A club in transition also presented a pretty clear opportunity, if she could get it right. A blank slate, a chance to rebuild the club from the ground up, and without the usual morale drop a relegation brings with it.
That City are already back in the big time shows how quickly she has succeeded, and what a base she built in such a short timeframe.
So much so that seven of the team who started her first game in charge in 2021 could be on the team sheet when Leicester visit in their WSL return on October 1.
"There was one moment early on when we lost a couple of games and I thought, 'Oh God, don't get relegated again,'" she tells Sky Sports with a smile. "It was a rebuild of everything.
"Over that first summer I was adding to our list of players who would fit into the club every day and replacing others when they were signed by other clubs.
"I felt like I was getting nowhere for a while - but then we started getting bodies in the door and it picked up very quickly.
"Because it was my first role, I was really proud of being a head coach, and grateful. A bit scared, maybe let's call that terrified, but it did feel like a chance to try new things and do something different.
"We're seeing the positive effects of that now. Brooke Aspin and Naomi Layzell, two of many players we pulled from the academy and development teams, have now got two years of first-team football off the back of that.
"They're good enough, but that gave them the opportunity to show it. We've got a real good group of young players who haven't just been on the fringes, they've been right in the thick of it for two seasons."
Smith built a team with a point to prove, and achieved it in style by thrashing Charlton 4-0 in April to finally seal their promotion to the WSL.
She doesn't even remember the second half of that game, the memories of that empty squad list through to winning the title too overwhelming to cope.
But once the taste of success had sunk in, it was back to the whiteboard to recruit for this season - and another batch of hungry players, keen to show why bigger clubs had been wrong to let them out of their grasp.
"All of the signings we've made are about everybody wanting a real opportunity again," Smith says. "There's a door open here, who wants it the most? We've built a really positive squad off the back of that.
"The reason we've signed the players we have, and kept the players we have, is because they've got a bit between their teeth, a point to prove, a bit of resilience. What we want to see is a bit of ambition."
Keeping that mental strength will be doubly important this season. Last year, City won 15 of their 22 Championship games.
They could conceivably lose that many this season and still stay up, but if the Robins let defeats affect their morale, they will struggle. Smith uses last season's surprise survivors Leicester, who lost their first nine games before a stunning revival, as an example to follow.
She says: "Leicester did it really well last year after Christmas, they spun the whole thing on its head - they were already down, try to fight to get out of it. We can start that way as well.

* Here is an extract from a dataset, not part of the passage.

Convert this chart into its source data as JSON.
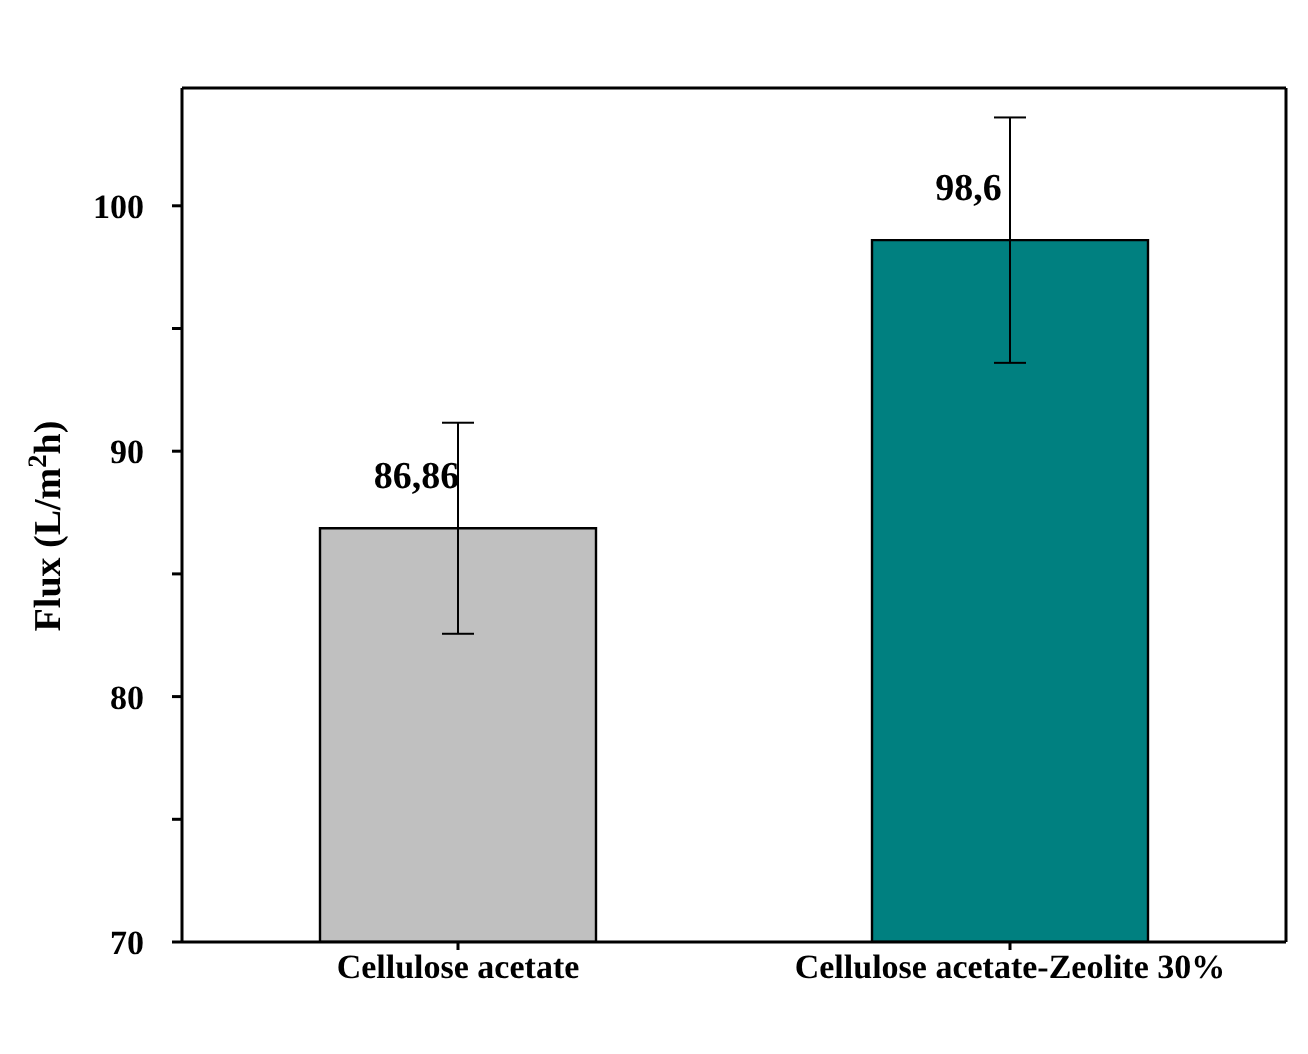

"We do have targets in some aspects around our performance goals, the players have their own too which we don't share publicly. But for me, it's really important not just to focus on the win or the draw, if you look at how Leicester survived last year, the whole style of play changed, they had a bit of belief.
"You can't just look at the result at the end and get either bogged down or too high with it. That's how we take it on too."
Even looking beyond the scoreline, a narrow defeat to Manchester City in their opening friendly - after being smashed 14-1 by Gareth Taylor's side across two cup games last season - was cause for cautious optimism within the City hierarchy, who felt an additional level of respect from their big-spending opponents.
Certainly, where that respect is less felt, it will be used to galvinise the club. In the run-in to the title win, Smith and her staff took to updating a countdown on the dressing room wall of how many days were left - how long to make an impact, how long for her players to secure their dreams.
This time around, those print-outs could be replaced by a few of those dissenting voices. Because if there's one thing Smith knows how to do, it's prove people wrong.